Избранное: Рассказы; Северный дневник | страница 6
Но неизбывна мысль, тревога писателя; выше сказано, что у Казакова как-то не видно внешних проблем и коллизий; но постепенно все прорисовывается и прорисовывается его главная тайная проблема.
Эта мысль его во глубине сердца настолько упорна и постоянна, что она-то как бы и не дает ни на миг Казакову отвлечься от своей очерковой, «эмпирической» фактуры; она-то и не дает засесть за роман, а толкает и толкает к рассказам и очеркам — к естественным эпизодам, текучке жизни; бывают писатели, которые могут описывать семь кругов ада или странное существо Вия и при этом быть и предельно искренними, и предельно грандиозными тут же; Казаков не такой: всюду он сам присутствует; во всех его произведениях есть или автор, или герой, похожий на автора; он все чувствует, обо всем думает — он хочет быть искренним не в чистой фантазии, а на деле, на самом деле.
И будучи самим собой, решить свою исконную и исходнейшую проблему.
«Сколько раз я читал, как кого-нибудь еще в детстве или в ранней юности взяли на охоту — отец или дядя, или деревенский старик (почему-то всех этих литературных стариков звать Флегонтычами, Ферапонтычами и тому подобными дикими кличками, и все они „лукаво“ усмехаются в свои бороды и усы и говорят на нестерпимом книжно-народном наречии, которого не существует в природе), — словом, каждого будущего охотника кто-то привел в лес, и была, конечно, славная охота, и потом дома юный герой любовно глядел на картинно повешенных в сенях краснобровых косачей и на толстоусых зайцев... Моя охота началась тридцать лет назад, на Арбате, ...в читальном зале библиотеки... В детстве мне не повезло в том смысле, что близких родных, к которым бы я мог поехать в деревню, у меня не было, каникулы я проводил на арбатских дворах, природы и в глаза не видал и не думал о ней... Тем удивительнее теперь кажется мне величайшая страсть, которая овладела вдруг мною в темной, холодной и голодной Москве. С чего бы вдруг? И до чтения ли было тогда мне?» («Долгие Крики», 1966—1972).

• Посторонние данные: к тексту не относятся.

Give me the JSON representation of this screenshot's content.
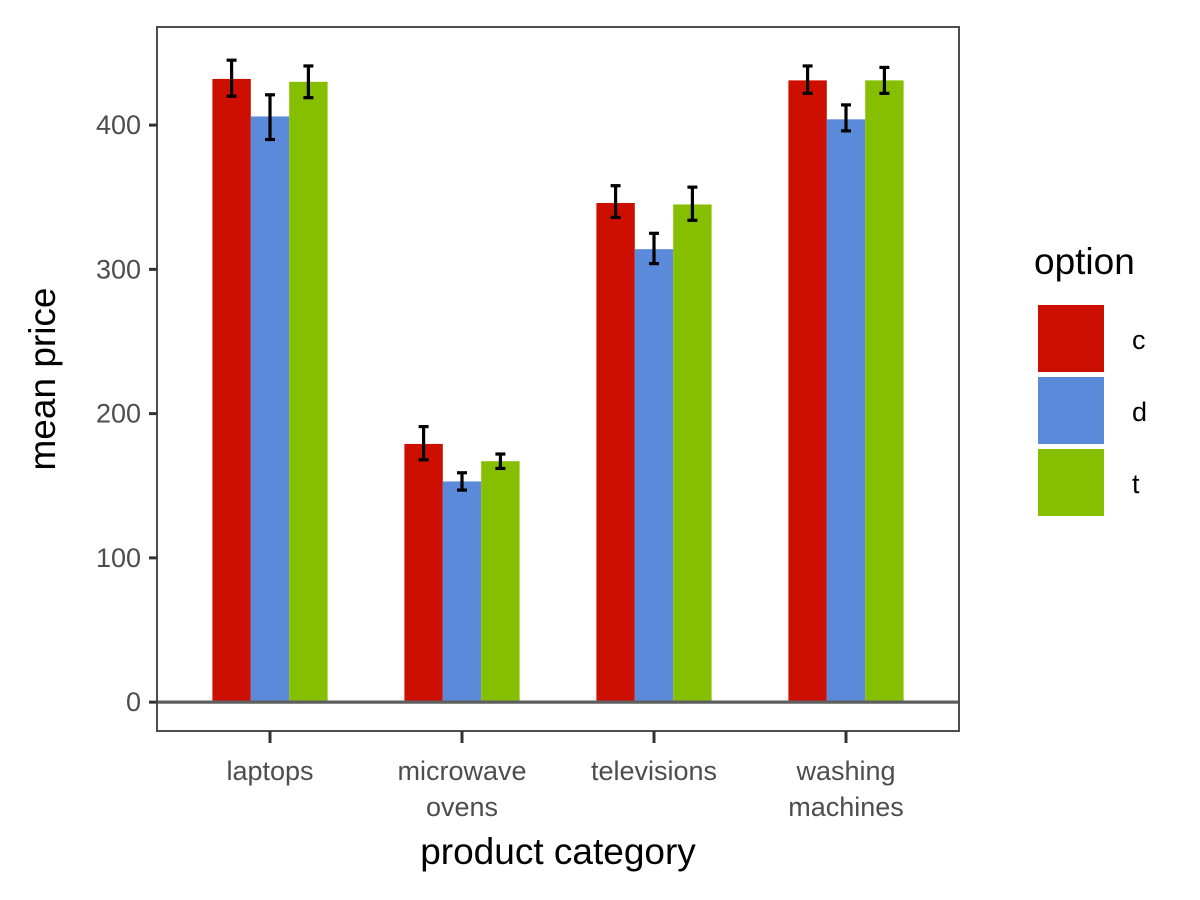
{
  "chart_data": {
    "type": "bar",
    "title": "",
    "xlabel": "product category",
    "ylabel": "mean price",
    "ylim": [
      -20,
      468
    ],
    "yticks": [
      0,
      100,
      200,
      300,
      400
    ],
    "grid": false,
    "legend_position": "right",
    "legend_title": "option",
    "categories": [
      [
        "laptops"
      ],
      [
        "microwave",
        "ovens"
      ],
      [
        "televisions"
      ],
      [
        "washing",
        "machines"
      ]
    ],
    "series": [
      {
        "name": "c",
        "color": "#cc0f00",
        "values": [
          432,
          179,
          346,
          431
        ],
        "err_low": [
          420,
          168,
          336,
          422
        ],
        "err_high": [
          445,
          191,
          358,
          441
        ]
      },
      {
        "name": "d",
        "color": "#5b8adb",
        "values": [
          406,
          153,
          314,
          404
        ],
        "err_low": [
          390,
          147,
          304,
          396
        ],
        "err_high": [
          421,
          159,
          325,
          414
        ]
      },
      {
        "name": "t",
        "color": "#86be00",
        "values": [
          430,
          167,
          345,
          431
        ],
        "err_low": [
          419,
          162,
          334,
          422
        ],
        "err_high": [
          441,
          172,
          357,
          440
        ]
      }
    ]
  }
}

Здесь тот редкий случай, когда Казаков «проговаривается» публицистически.
Ибо вообще-то при всей его автобиографичности и очерковости он, как строгий стилист, почти всегда стремится остаться именно художником-пластиком, художником-живописцем. Он «классик», а не «романтик» по стилю (не по материалу, не по идее, пафосу! Тут он романтик!), наш Казаков...
Приходится слышать, что «настоящий писатель» не умствует; что он живописует — и все тут, а в жизни может быть ограничен и глуповат.